This article was first published in the September 2019 Africa edition of Accounting and Business magazine.

Is Africa set to be the next region of growth for international accountancy firms, as they follow their clients into new and expanding markets? The figures suggest this could be the case, although commentators have been predicting take-off for firms in Africa for a number of years now.

According to estimates from International Accounting Bulletin, African member firms of the top 25 global accountancy networks earned US$3.335bn in fees in 2018, up 5% on the previous year. And between them, these firms grew their staff levels by 6% to more than 63,000 professional and administrative staff on the continent. The Big Four networks of Deloitte, EY, KPMG and PwC account for around 75% of the fee income and headcount in the continent’s accounting sector.

However, this should be balanced against the view from the international associations and alliances sector of the accountancy market. Associations and alliances are looser groupings of accountancy firms, not bound by the stricter forms of a network. Although smaller in scale, the top 20 associations account for nearly US$300m in revenue on the continent, down 5% on the previous year, according to IAB.

It should also be remembered that these figures represent probably less than 2% of the overall fee income and 4% of the staffing levels of the global results of the networks and associations.

Nevertheless, there is a consensus that growth, whether domestically produced or created by foreign investment, is set to continue as demand for accountancy and advisory services increases. The growing adoption of IFRS Standards and evolving regulatory systems will continue to generate strong demand for accountancy services, alongside the needs of multinational companies seeking to develop business opportunities on the continent.

Real opportunity

‘It is an exciting space,’ says Murray Watt, regional director for Europe, Middle East and Africa (EMEA) at Baker Tilly International. ‘As the economies develop, it is a place of real opportunity.’ Last year, Baker Tilly strengthened its presence in West Africa, especially in Sierra Leone, where it added KPMG’s firm to its network, as well as growing in areas such as Johannesburg in South Africa.

Like many of the other networks, Baker Tilly has traditionally offered audit, accounting and tax services to its clients, but Watt says there has also been growth in advisory services.

He adds that the network has enjoyed strong organic growth in sectors such as infrastructure, agriculture and telecoms, as well as in advisory work. Non-profit sector clients include charities, where donors want to see how their funds are being spent. He says that Chinese investors are also creating work for Baker Tilly firms. ‘Chinese investment has been good for professional services across the board,’ he says.

China and non-profit organisations are a recurring theme for many of the networks. Bernard Delomenie, EMEA regional director for Crowe, says that Chinese clients are investing and acquiring businesses in the region. He adds that work for non-governmental organisations (NGOs) and charities is growing steadily, but that this requires the network to have a presence in some higher risk regions. ‘Our people are very strong, and can deal with great uncertainty, they are very resilient,’ Delomenie says.

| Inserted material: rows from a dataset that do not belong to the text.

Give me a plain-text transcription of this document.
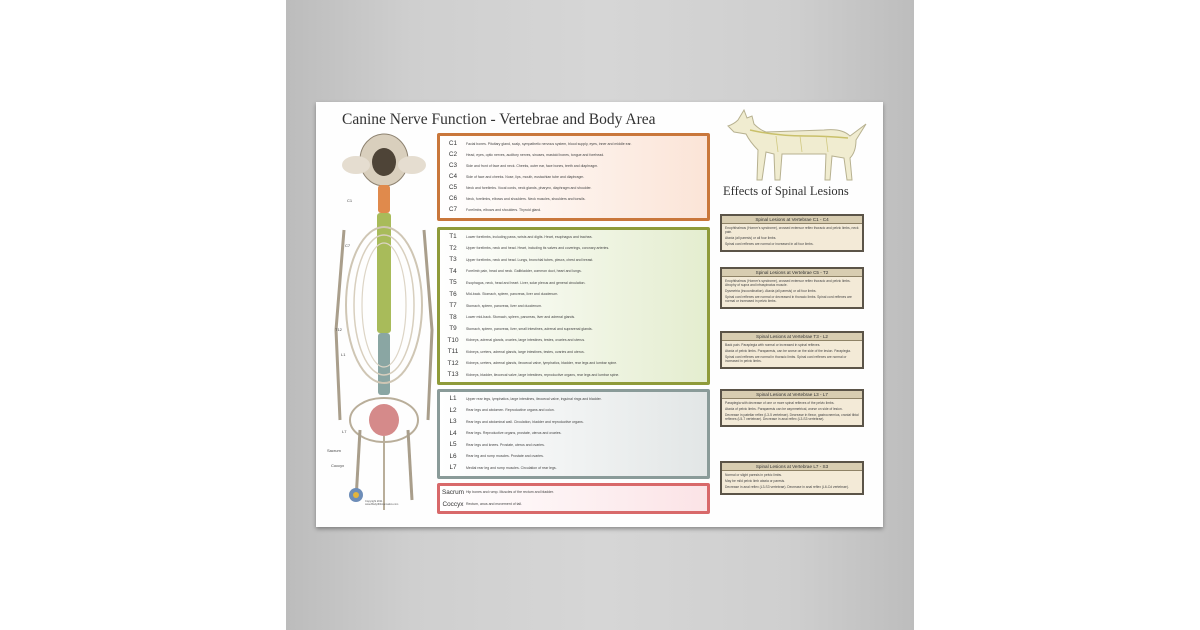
Canine Nerve Function - Vertebrae and Body Area
C1
C7
T12
L1
L7
Sacrum
Coccyx
Copyright 2011
www.Body3Dkinematics.com
C1	Facial bones. Pituitary gland, scalp, sympathetic nervous system, blood supply, eyes, inner and middle ear.
C2	Head, eyes, optic nerves, auditory nerves, sinuses, mastoid bones, tongue and forehead.
C3	Side and front of face and neck. Cheeks, outer ear, face bones, teeth and diaphragm.
C4	Side of face and cheeks. Nose, lips, mouth, eustachian tube and diaphragm.
C5	Neck and forelimbs. Vocal cords, neck glands, pharynx, diaphragm and shoulder.
C6	Neck, forelimbs, elbows and shoulders. Neck muscles, shoulders and tonsils.
C7	Forelimbs, elbows and shoulders. Thyroid gland.
T1	Lower forelimbs, including paws, wrists and digits. Heart, esophagus and trachea.
T2	Upper forelimbs, neck and head. Heart, including its valves and coverings, coronary arteries.
T3	Upper forelimbs, neck and head. Lungs, bronchial tubes, pleura, chest and breast.
T4	Forelimb pain, head and neck. Gallbladder, common duct, heart and lungs.
T5	Esophagus, neck, head and heart. Liver, solar plexus and general circulation.
T6	Mid-back. Stomach, spleen, pancreas, liver and duodenum.
T7	Stomach, spleen, pancreas, liver and duodenum.
T8	Lower mid-back. Stomach, spleen, pancreas, liver and adrenal glands.
T9	Stomach, spleen, pancreas, liver, small intestines, adrenal and suprarenal glands.
T10	Kidneys, adrenal glands, ovaries, large intestines, testes, ovaries and uterus.
T11	Kidneys, ureters, adrenal glands, large intestines, testes, ovaries and uterus.
T12	Kidneys, ureters, adrenal glands, ileocecal valve, lymphatics, bladder, rear legs and lumbar spine.
T13	Kidneys, bladder, ileocecal valve, large intestines, reproductive organs, rear legs and lumbar spine.
L1	Upper rear legs, lymphatics, large intestines, ileocecal valve, inguinal rings and bladder.
L2	Rear legs and abdomen. Reproductive organs and colon.
L3	Rear legs and abdominal wall. Circulation, bladder and reproductive organs.
L4	Rear legs. Reproductive organs, prostate, uterus and ovaries.
L5	Rear legs and knees. Prostate, uterus and ovaries.
L6	Rear leg and rump muscles. Prostate and ovaries.
L7	Medial rear leg and rump muscles. Circulation of rear legs.
Sacrum Hip bones and rump. Muscles of the rectum and bladder.
Coccyx Rectum, anus and movement of tail.
Effects of Spinal Lesions
Spinal Lesions at Vertebrae C1 - C4
Enophthalmos (Horner's syndrome), crossed extensor reflex thoracic and pelvic limbs, neck pain.
Ataxia (all paresis) or all four limbs.
Spinal cord reflexes are normal or increased in all four limbs.
Spinal Lesions at Vertebrae C5 - T2
Enophthalmos (Horner's syndrome), crossed extensor reflex thoracic and pelvic limbs. Atrophy of supra and infraspinatus muscle.
Dysmetria (incoordination). Ataxia (all paresis) or all four limbs.
Spinal cord reflexes are normal or decreased in thoracic limbs. Spinal cord reflexes are normal or increased in pelvic limbs.
Spinal Lesions at Vertebrae T3 - L2
Back pain. Paraplegia with normal or increased in spinal reflexes.
Ataxia of pelvic limbs. Paraparesis, can be worse on the side of the lesion. Paraplegia.
Spinal cord reflexes are normal in thoracic limbs. Spinal cord reflexes are normal or increased in pelvic limbs.
Spinal Lesions at Vertebrae L3 - L7
Paraplegia with decrease of one or more spinal reflexes of the pelvic limbs.
Ataxia of pelvic limbs. Paraparesis can be asymmetrical, worse on side of lesion.
Decrease in patellar reflex (L3-5 vertebrae). Decrease in flexor, gastrocnemius, cranial tibial reflexes (L5-7 vertebrae). Decrease in anal reflex (L3-S3 vertebrae).
Spinal Lesions at Vertebrae L7 - S3
Normal or slight paresis in pelvic limbs.
May be mild pelvic limb ataxia or paresis.
Decrease in anal reflex (L3-S3 vertebrae). Decrease in anal reflex (L6-Cd vertebrae).
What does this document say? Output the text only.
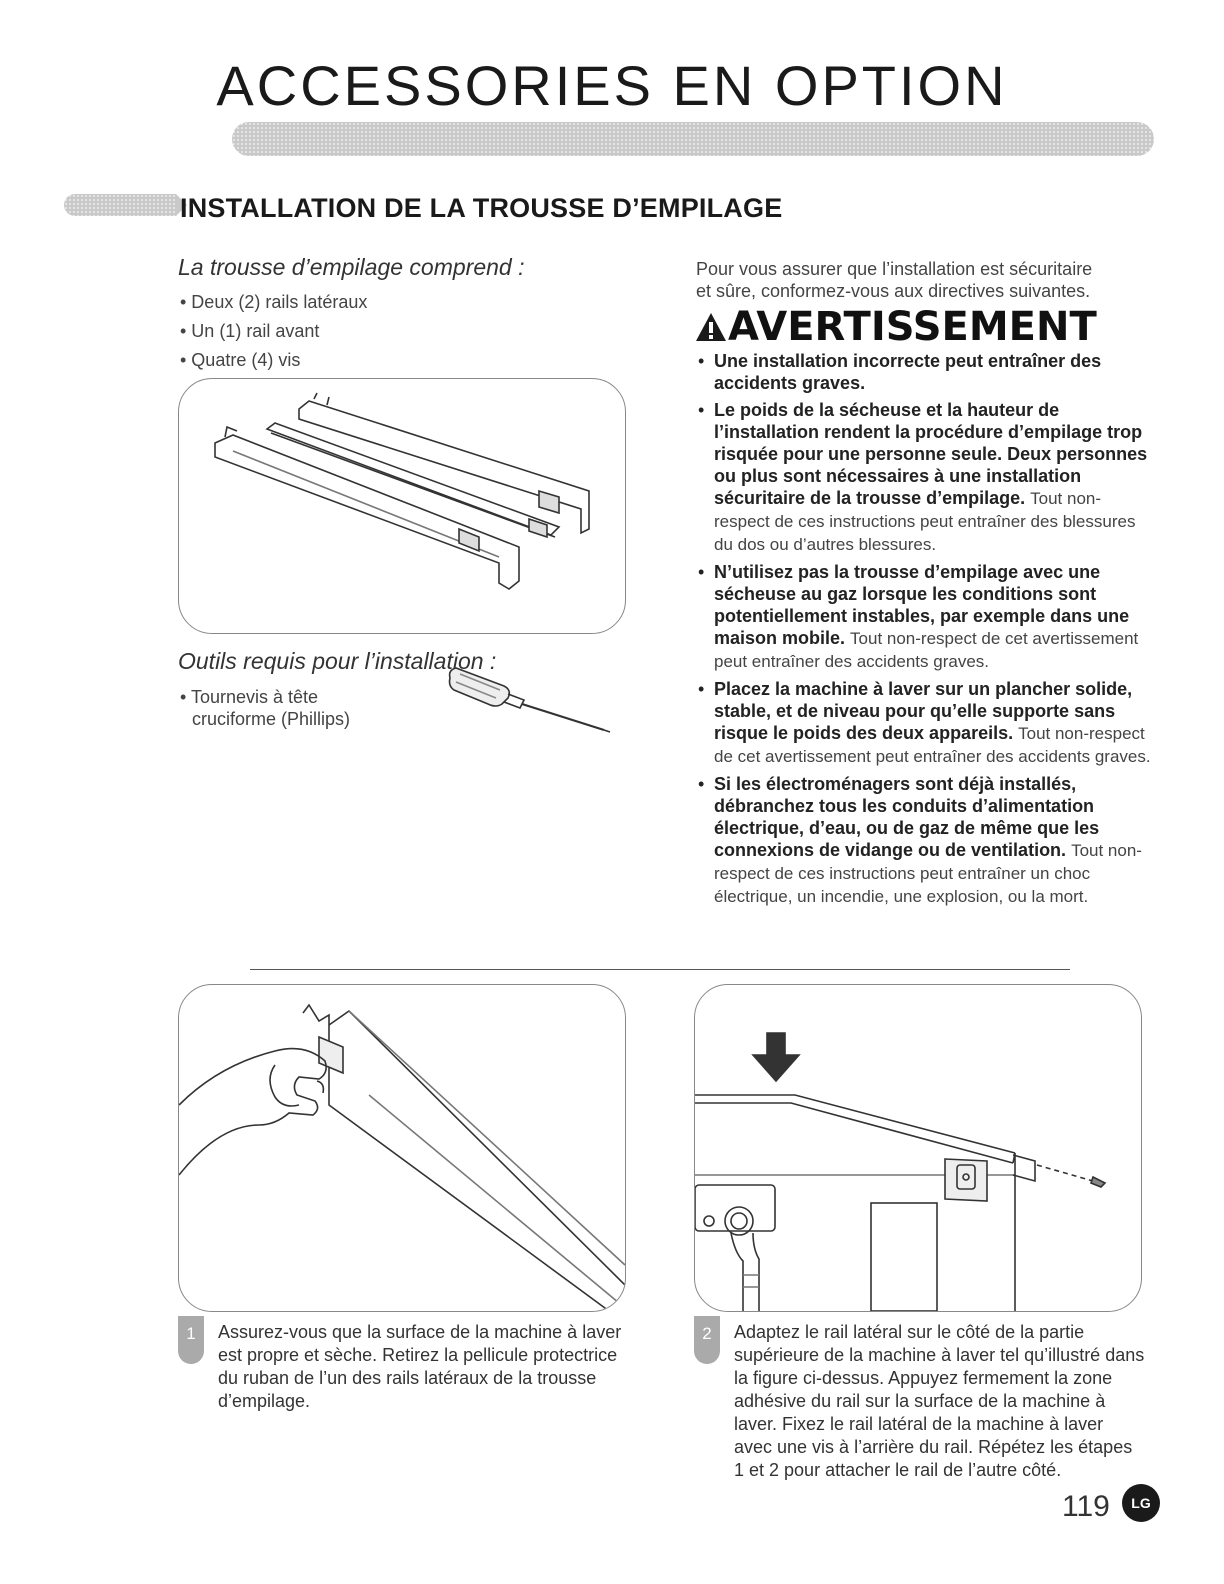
ACCESSORIES EN OPTION
INSTALLATION DE LA TROUSSE D’EMPILAGE
La trousse d’empilage comprend :
• Deux (2) rails latéraux
• Un (1) rail avant
• Quatre (4) vis
Outils requis pour l’installation :
• Tournevis à tête
cruciforme (Phillips)
Pour vous assurer que l’installation est sécuritaire
et sûre, conformez-vous aux directives suivantes.
AVERTISSEMENT
• Une installation incorrecte peut entraîner des accidents graves.
• Le poids de la sécheuse et la hauteur de l’installation rendent la procédure d’empilage trop risquée pour une personne seule. Deux personnes ou plus sont nécessaires à une installation sécuritaire de la trousse d’empilage. Tout non-respect de ces instructions peut entraîner des blessures du dos ou d’autres blessures.
• N’utilisez pas la trousse d’empilage avec une sécheuse au gaz lorsque les conditions sont potentiellement instables, par exemple dans une maison mobile. Tout non-respect de cet avertissement peut entraîner des accidents graves.
• Placez la machine à laver sur un plancher solide, stable, et de niveau pour qu’elle supporte sans risque le poids des deux appareils. Tout non-respect de cet avertissement peut entraîner des accidents graves.
• Si les électroménagers sont déjà installés, débranchez tous les conduits d’alimentation électrique, d’eau, ou de gaz de même que les connexions de vidange ou de ventilation. Tout non-respect de ces instructions peut entraîner un choc électrique, un incendie, une explosion, ou la mort.
1	Assurez-vous que la surface de la machine à laver est propre et sèche. Retirez la pellicule protectrice du ruban de l’un des rails latéraux de la trousse d’empilage.
2	Adaptez le rail latéral sur le côté de la partie supérieure de la machine à laver tel qu’illustré dans la figure ci-dessus. Appuyez fermement la zone adhésive du rail sur la surface de la machine à laver. Fixez le rail latéral de la machine à laver avec une vis à l’arrière du rail. Répétez les étapes 1 et 2 pour attacher le rail de l’autre côté.
119	LG
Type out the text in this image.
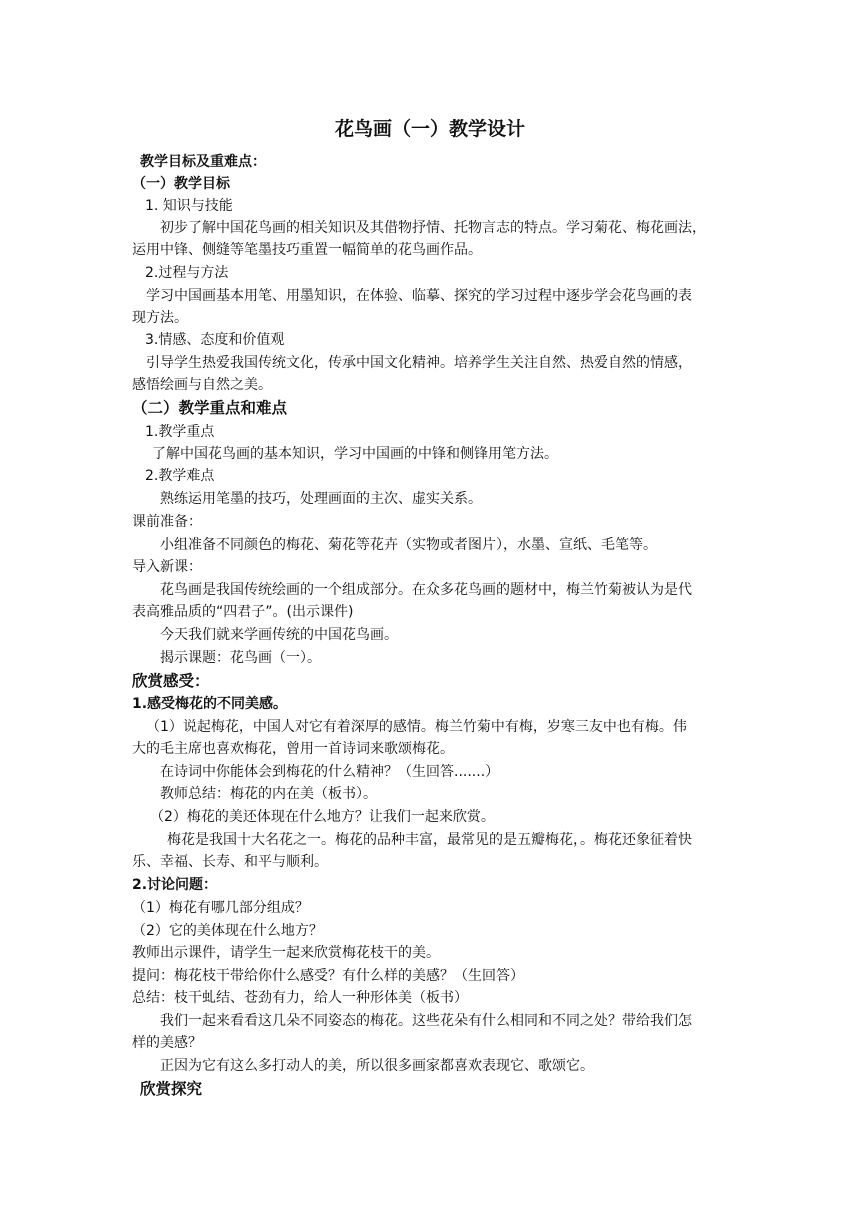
花鸟画（一）教学设计
教学目标及重难点：
（一）教学目标
1. 知识与技能
初步了解中国花鸟画的相关知识及其借物抒情、托物言志的特点。学习菊花、梅花画法，
运用中锋、侧缝等笔墨技巧重置一幅简单的花鸟画作品。
2.过程与方法
学习中国画基本用笔、用墨知识，在体验、临摹、探究的学习过程中逐步学会花鸟画的表
现方法。
3.情感、态度和价值观
引导学生热爱我国传统文化，传承中国文化精神。培养学生关注自然、热爱自然的情感，
感悟绘画与自然之美。
（二）教学重点和难点
1.教学重点
了解中国花鸟画的基本知识，学习中国画的中锋和侧锋用笔方法。
2.教学难点
熟练运用笔墨的技巧，处理画面的主次、虚实关系。
课前准备：
小组准备不同颜色的梅花、菊花等花卉（实物或者图片），水墨、宣纸、毛笔等。
导入新课：
花鸟画是我国传统绘画的一个组成部分。在众多花鸟画的题材中，梅兰竹菊被认为是代
表高雅品质的“四君子”。(出示课件)
今天我们就来学画传统的中国花鸟画。
揭示课题：花鸟画（一）。
欣赏感受：
1.感受梅花的不同美感。
（1）说起梅花，中国人对它有着深厚的感情。梅兰竹菊中有梅，岁寒三友中也有梅。伟
大的毛主席也喜欢梅花，曾用一首诗词来歌颂梅花。
在诗词中你能体会到梅花的什么精神？（生回答.......）
教师总结：梅花的内在美（板书）。
（2）梅花的美还体现在什么地方？让我们一起来欣赏。
梅花是我国十大名花之一。梅花的品种丰富，最常见的是五瓣梅花，。梅花还象征着快
乐、幸福、长寿、和平与顺利。
2.讨论问题：
（1）梅花有哪几部分组成？
（2）它的美体现在什么地方？
教师出示课件，请学生一起来欣赏梅花枝干的美。
提问：梅花枝干带给你什么感受？有什么样的美感？（生回答）
总结：枝干虬结、苍劲有力，给人一种形体美（板书）
我们一起来看看这几朵不同姿态的梅花。这些花朵有什么相同和不同之处？带给我们怎
样的美感？
正因为它有这么多打动人的美，所以很多画家都喜欢表现它、歌颂它。
欣赏探究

‘Political uncertainty can affect investor confidence, and our member firms certainly take this into account,’ says Watt. ‘We focus on quality assurance and not taking any risks.’

Regional hubs

Although there are 54 countries on the continent, the networks are not represented in each and every one. Instead, they each seek to service clients wherever they are through a series of regional hubs that will also take regional, economic and cultural differences into account. PwC is the most widely represented network in Africa, with firms in 34 countries, while many of the other networks are present in more than 20 countries. Along with the geographical issues major challenges include environmental concerns, political instability, and a tight human resources market.

‘Resourcing across the profession is very difficult,’ Watt says, ‘and talent retention is also difficult. But in terms of leadership opportunities, there are opportunities to learn from other firms [in the network] that have already gone through a building process and can help shape other firms.’ He adds that the international Baker Tilly network is able to offer a level of support to help firms develop their own people.

Delomenie agrees. ‘The challenge for us is to find the right people and to keep them. We are competing against the large multinational companies as well as other accountancy firms.’ He adds that his network works alongside the professional bodies such as ACCA to provide suitable training opportunities and help build capacity within the financial reporting system.

Even in developed markets such as South Africa, there are still skill shortages, although anecdotal evidence suggests that greater political stability in the country is helping to stem the outflow of talent. However, Delomenie observes that this is hardly a problem that is unique to Africa, with many other regions facing similar problems.